Whiplash portal “on track” for April 2020 launch

Clayden: Timetable is realistic

The man charged with delivering the whiplash portal said yesterday that he expects to meet the timetable of putting it out for testing next autumn and launch in April 2020.

This was despite the new chairman of the body whose conference he was speaking at – the Motor Accident Solicitors Society (MASS) – expressing doubts that deadlines would be met.

Dominic Clayden, chief executive of Motor Insurers Bureau (MIB), said he was “comfortable” with what he described as a “realistic” timetable.

Legal Futures understands that the tender to build the portal went out in August and the MIB is now deciding between two potential suppliers.

Mr Clayden told the conference in Sheffield that the build would start at the end of December or early January.

“Six to nine months is not an unreasonable build time, and actually when you look at it it’s not the most complicated process.”

He said there was an initial “three-day lock-in” in the summer with stakeholders working through what the core process was going to look like, and they will be reconvened in December to “sense check” the plan before the IT build begins.

The portal will be for road traffic accident claims worth up to £5,000 and accessible by litigants in person (LiPs), lawyers, legal expenses insurers, accident management companies, McKenzie Friends and anyone else bringing a claim on behalf of another.

Mr Clayden explained that after the claim was entered, the insurer would look at it to consider liability. There will then be a process to obtain a medical report, which will go to the insurer to make an offer.

If the claimant decides not to accept an offer, they will be offered the opportunity to go through a form of ADR. Mr Clayden said the MIB was holding a meeting for ADR specialists later in the month to discuss how this could work.

“We’ll put it out [next autumn] at a point where it’s good enough for people to play with… Like all beta testing, I am expecting to everyone to look at it and say ‘That’s rubbish’; that’s the point of putting beta testing in.”

However, in his first address as chairman of MASS, Paul Nicholls said: “For our part, we really do not know yet whether April 2020 is an achievable date for a fully-functioning and fit-for-purpose system.

“Right now, there appears to have been little thought about how special damages work adequately for LiPs.

“There are currently no proposals to assist claimants who are unable to resolve their case through ADR, or choose not to do so, and who need to use the court process. How will non-injury claims be assisted post-reforms without the costs subsidised by injury claims?

“MIB know that they have a big job on their hands and are under no illusions that Lord Keen’s ill-informed belief that RTA small claims are simple and straightforward are quite frankly nonsense. The developers will discover that for themselves.”

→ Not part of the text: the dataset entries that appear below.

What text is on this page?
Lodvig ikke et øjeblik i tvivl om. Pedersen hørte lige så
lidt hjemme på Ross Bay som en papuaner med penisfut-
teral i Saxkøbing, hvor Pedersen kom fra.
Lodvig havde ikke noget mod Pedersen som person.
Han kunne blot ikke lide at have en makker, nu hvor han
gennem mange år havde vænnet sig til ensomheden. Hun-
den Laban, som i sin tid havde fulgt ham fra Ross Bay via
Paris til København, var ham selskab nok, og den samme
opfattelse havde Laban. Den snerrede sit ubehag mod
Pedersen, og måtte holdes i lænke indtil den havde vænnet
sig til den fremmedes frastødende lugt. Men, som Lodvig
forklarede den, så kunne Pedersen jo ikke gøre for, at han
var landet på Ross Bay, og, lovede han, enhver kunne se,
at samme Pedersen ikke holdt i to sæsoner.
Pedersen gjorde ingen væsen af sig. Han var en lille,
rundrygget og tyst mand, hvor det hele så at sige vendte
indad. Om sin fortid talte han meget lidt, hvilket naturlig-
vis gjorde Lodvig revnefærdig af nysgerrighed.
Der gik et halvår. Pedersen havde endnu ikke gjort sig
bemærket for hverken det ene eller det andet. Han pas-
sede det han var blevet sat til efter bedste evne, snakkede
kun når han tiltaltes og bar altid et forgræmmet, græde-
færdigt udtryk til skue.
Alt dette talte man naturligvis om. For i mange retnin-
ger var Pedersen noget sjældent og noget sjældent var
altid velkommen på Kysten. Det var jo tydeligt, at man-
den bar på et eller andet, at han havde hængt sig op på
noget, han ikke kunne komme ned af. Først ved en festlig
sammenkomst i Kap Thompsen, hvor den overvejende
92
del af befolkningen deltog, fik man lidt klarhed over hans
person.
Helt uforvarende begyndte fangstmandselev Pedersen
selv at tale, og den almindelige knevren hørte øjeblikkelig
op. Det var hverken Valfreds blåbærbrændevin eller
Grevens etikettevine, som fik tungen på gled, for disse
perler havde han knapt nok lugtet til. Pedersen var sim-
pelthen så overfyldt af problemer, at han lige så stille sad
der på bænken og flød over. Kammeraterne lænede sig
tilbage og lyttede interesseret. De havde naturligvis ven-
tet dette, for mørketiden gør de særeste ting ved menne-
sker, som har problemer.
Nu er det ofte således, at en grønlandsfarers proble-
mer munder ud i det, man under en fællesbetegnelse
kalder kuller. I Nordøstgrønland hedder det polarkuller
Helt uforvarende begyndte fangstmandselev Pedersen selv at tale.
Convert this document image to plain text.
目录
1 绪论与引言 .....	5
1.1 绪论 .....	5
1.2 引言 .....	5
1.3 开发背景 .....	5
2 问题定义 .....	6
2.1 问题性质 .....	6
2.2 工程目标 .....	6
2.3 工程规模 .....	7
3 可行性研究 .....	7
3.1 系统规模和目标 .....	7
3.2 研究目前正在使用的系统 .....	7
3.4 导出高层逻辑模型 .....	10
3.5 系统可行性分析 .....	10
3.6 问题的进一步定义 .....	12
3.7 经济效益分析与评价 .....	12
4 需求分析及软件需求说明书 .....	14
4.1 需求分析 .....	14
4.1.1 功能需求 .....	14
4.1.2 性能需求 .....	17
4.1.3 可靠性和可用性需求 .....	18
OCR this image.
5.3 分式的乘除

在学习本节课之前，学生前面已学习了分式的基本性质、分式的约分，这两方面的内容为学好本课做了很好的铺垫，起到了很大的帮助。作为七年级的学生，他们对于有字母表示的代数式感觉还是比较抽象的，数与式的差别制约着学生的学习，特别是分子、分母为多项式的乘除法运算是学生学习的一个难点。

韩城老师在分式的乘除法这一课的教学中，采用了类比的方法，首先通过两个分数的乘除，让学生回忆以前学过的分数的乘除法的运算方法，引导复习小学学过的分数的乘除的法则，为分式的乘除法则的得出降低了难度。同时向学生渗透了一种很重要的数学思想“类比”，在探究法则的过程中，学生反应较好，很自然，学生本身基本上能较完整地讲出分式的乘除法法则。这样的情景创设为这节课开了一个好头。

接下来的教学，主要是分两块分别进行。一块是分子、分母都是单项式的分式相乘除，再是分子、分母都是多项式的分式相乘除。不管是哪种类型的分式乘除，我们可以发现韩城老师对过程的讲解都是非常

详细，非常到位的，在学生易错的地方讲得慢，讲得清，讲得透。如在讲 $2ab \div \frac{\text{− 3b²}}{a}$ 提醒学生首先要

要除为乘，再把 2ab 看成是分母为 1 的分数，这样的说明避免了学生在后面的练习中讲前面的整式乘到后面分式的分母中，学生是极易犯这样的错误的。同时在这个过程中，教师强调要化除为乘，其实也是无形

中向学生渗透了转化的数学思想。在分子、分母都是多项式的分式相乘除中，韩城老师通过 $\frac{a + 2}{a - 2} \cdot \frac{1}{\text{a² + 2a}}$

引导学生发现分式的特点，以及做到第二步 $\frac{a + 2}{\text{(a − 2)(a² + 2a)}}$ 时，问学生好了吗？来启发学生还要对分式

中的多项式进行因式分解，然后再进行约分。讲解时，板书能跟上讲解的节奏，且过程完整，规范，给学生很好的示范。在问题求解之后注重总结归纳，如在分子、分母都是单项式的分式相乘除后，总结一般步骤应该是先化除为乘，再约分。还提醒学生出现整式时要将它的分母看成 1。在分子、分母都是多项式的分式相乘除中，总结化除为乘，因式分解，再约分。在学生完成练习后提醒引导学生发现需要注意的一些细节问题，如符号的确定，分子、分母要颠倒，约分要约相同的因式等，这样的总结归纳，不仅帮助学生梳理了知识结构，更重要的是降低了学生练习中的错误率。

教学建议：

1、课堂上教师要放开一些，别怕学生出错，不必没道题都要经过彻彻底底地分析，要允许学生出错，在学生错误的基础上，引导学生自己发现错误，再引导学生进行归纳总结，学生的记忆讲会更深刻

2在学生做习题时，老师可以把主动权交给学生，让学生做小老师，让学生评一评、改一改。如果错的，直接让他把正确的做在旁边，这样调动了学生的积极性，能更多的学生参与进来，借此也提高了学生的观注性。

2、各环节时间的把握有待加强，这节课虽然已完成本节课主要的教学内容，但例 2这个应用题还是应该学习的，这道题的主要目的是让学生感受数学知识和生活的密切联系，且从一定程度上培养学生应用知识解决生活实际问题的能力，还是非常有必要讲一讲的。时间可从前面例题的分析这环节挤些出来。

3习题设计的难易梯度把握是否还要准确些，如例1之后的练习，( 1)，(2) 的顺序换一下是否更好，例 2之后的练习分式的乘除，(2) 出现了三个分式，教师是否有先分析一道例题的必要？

Mr Nicholls – founding partner of West Midlands firm Nicholls Brimble Bohl – added that “adequate safeguards” must be in place to support LiPs through the new process, particularly those from vulnerable groups and the “digitally excluded”.

In a separate panel debate, Alan Hayes, chief legal officer of claims law firm Carpenters, predicted that even if the MIB met its schedule, “I doubt whether people [LiPs] will use it”.

He pointed to PPI claims as an example of where most consumers sought a third party to progress their claim even though they could do it themselves.

Antony Greensweig, who has led insurer Ageas’s work on claims reform, admitted that the likely low level of damages under the new tariff – £235 for a soft-tissue injury lasting up to three months – would provide “even less incentive” for insurers to challenge potentially fraudulent claims.

Nick Delaney, head of business development at First4Lawyers, questioned how LiPs would be able to cope with the process themselves. “Who’s going to look at the medical report to check that nothing’s been missed?” he asked.

Also in his speech, Mr Nicholls urged the Ministry of Justice to publish its long-awaited response to the second part of the consultation held two years ago, the first part of which led to the Civil Liability Bill.

Part two covered issues such as credit hire and rehabilitation.

Mr Nicholls said: “Many organisations, including insurers, make huge sums – amounting to millions of pounds – from non-fault hire and repair claims, in addition to medical reports and rehabilitation.

“For example, hire companies pay referral fees to insurers to provide hire services, and the at-fault insurer pays inflated hire costs demanded by the hire company to fund the referral fee it pays to the non-fault insurer.

“Competitively it is in the interests of insurance companies to maximise the amounts that at-fault insurers have to pay to their rivals.”

These sums could be substantially more than the amounts at stake in either damages or legal costs.